Android Watchdog機制原理分析

阿新 • • 發佈：2019-02-03

如我們所知，當應用超過一定時間無響應的時候，系統為了不讓應用長時處於不可操作的狀態，會彈出一個“無響應”（ANR）的對話方塊，使用者可以選擇強制關閉，從而關掉這個程序。

ANR機制是針對應用的，對於系統程序來說，如果長時間“無響應”，Android系統設計了WatchDog機制來管控。如果超過了“無響應”的延時，那麼系統WatchDog會觸發自殺機制。

當我們分析宕機重啟問題LOG的時候，經常會看到下面這樣一句話：

*** WATCHDOG KILLING SYSTEM PROCESS:

從字面意思上看是：看門狗殺掉了系統程序。這裡就提到了本文將要分析的WatchDog機制，對於WatchDog機制來說，主要通過新增兩種型別的Checker，然後每隔30s去檢測一次是否有死鎖和執行緒池堵塞的情況，如果存在，則kill掉系統。Checker主要是如下兩類：

MonitorChecker 檢查系統核心服務是否被鎖時間過長。
HandlerChecker 檢查系統核心執行緒建立的Looper管理的訊息佇列是否阻塞。實際上，MonitorChecker也是一種執行緒是FgThread的HandlerChecker。
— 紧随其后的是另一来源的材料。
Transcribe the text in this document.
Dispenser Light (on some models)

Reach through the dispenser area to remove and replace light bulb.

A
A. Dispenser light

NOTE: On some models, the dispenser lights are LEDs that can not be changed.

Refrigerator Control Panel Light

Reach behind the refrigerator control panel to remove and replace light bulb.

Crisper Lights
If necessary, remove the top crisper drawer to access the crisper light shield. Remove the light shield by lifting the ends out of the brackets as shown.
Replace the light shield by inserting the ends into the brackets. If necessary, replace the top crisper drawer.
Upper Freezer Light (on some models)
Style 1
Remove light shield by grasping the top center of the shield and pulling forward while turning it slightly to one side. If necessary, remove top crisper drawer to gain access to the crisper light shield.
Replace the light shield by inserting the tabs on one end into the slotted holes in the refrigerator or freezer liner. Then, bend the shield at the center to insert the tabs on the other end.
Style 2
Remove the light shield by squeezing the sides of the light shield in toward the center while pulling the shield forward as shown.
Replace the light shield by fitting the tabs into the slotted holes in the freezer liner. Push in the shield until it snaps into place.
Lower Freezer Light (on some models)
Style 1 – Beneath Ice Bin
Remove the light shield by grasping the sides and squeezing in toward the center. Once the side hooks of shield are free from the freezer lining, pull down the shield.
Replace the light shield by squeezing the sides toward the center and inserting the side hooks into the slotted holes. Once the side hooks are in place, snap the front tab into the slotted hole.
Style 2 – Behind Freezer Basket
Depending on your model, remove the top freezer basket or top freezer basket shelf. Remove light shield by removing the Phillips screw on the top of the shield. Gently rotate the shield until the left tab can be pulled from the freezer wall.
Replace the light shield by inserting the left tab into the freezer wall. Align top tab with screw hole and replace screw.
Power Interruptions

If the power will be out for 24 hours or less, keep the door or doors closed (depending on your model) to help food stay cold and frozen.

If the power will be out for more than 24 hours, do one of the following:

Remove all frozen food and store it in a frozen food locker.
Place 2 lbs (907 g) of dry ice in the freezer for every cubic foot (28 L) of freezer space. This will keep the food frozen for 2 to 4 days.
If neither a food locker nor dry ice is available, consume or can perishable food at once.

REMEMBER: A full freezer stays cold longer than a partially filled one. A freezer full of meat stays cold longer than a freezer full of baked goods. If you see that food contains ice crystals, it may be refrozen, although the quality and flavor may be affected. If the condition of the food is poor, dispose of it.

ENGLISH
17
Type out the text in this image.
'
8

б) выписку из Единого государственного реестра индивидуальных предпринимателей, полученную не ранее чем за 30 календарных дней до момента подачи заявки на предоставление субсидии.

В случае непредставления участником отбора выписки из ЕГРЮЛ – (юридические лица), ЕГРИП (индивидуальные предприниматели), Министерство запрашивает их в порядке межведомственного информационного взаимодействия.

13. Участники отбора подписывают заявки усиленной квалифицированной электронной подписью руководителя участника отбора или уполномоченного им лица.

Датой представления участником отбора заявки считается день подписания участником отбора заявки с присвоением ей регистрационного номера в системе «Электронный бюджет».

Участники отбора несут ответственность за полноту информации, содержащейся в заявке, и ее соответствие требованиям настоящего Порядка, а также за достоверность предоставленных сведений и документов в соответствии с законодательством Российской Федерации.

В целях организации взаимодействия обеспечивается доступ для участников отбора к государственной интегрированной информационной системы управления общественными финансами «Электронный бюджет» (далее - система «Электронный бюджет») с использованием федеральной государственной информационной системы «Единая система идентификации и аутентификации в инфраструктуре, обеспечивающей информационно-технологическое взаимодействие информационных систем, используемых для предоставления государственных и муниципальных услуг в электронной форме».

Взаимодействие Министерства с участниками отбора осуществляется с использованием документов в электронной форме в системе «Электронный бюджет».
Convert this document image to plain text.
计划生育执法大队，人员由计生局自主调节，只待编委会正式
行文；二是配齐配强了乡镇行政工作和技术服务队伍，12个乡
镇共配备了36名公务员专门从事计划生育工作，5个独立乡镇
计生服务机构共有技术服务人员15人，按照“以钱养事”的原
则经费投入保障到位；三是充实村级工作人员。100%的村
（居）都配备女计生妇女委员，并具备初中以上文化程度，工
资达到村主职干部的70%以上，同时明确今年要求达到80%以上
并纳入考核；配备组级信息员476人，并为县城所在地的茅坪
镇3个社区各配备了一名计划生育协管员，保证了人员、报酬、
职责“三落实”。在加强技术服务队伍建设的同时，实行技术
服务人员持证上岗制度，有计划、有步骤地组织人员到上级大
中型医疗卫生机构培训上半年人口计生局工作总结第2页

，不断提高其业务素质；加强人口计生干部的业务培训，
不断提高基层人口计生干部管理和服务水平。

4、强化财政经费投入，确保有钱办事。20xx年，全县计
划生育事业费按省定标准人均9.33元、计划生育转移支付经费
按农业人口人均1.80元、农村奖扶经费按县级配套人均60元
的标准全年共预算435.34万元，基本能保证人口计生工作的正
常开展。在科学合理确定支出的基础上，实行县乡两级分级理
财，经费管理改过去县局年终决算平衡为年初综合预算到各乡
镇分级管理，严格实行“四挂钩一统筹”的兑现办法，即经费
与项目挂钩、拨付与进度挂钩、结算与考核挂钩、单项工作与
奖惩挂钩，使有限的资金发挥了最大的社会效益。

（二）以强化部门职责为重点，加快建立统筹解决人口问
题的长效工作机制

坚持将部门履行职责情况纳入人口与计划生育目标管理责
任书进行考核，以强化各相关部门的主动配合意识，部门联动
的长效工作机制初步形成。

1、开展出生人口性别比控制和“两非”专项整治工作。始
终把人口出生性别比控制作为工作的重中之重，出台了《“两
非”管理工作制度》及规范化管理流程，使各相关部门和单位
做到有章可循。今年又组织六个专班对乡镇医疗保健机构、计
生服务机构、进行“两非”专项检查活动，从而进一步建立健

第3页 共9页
為了方便描述，本文所指HandlerChecker不包括執行緒是FgThread的MonitorChecker。

接下來我們將從以下幾個方面對Watchdog機制展開分析：、

Watchdog、MonitorChecker 、Handlerchecker初始化。
Watchdog 機制原理分析。
Watchdog宕機重啟問題分析方法。

Watchdog 啟動

Watchdog是一個執行緒，繼承於Thread，在SystemServer.java裡面通過getInstance獲取watchdog的物件。

@SystemServer.java

            final Watchdog watchdog = Watchdog.getInstance();
            watchdog.init(context, mActivityManagerService);

在init方法裡面，註冊了ACTION_REBOOT的廣播接收器。

    public void init(Context context, ActivityManagerService activity) {

        context.registerReceiver(new 
 RebootRequestReceiver(),
                new IntentFilter(Intent.ACTION_REBOOT),
                android.Manifest.permission.REBOOT, null);
    }

初始化HandlerChecker

在Watchdog初始化的過程中，會初始化Handlerchecker，程式碼如下：

        HandlerChecker(Handler handler, String name, long waitMaxMillis) {
            mHandler = handler;
            mName = name;
            mWaitMax = waitMaxMillis;
            mCompleted = true;
        }

引數分別表示:

handler: 觀察的Handler.
name: 對Handler對應的執行緒名字命名,主要方便後續發生異常之後，在LOG中輸出對應的執行緒名。
waitMaxMillis：訊息佇列阻塞的最大時長，超過這個時長，就會Kill系統，預設是60s。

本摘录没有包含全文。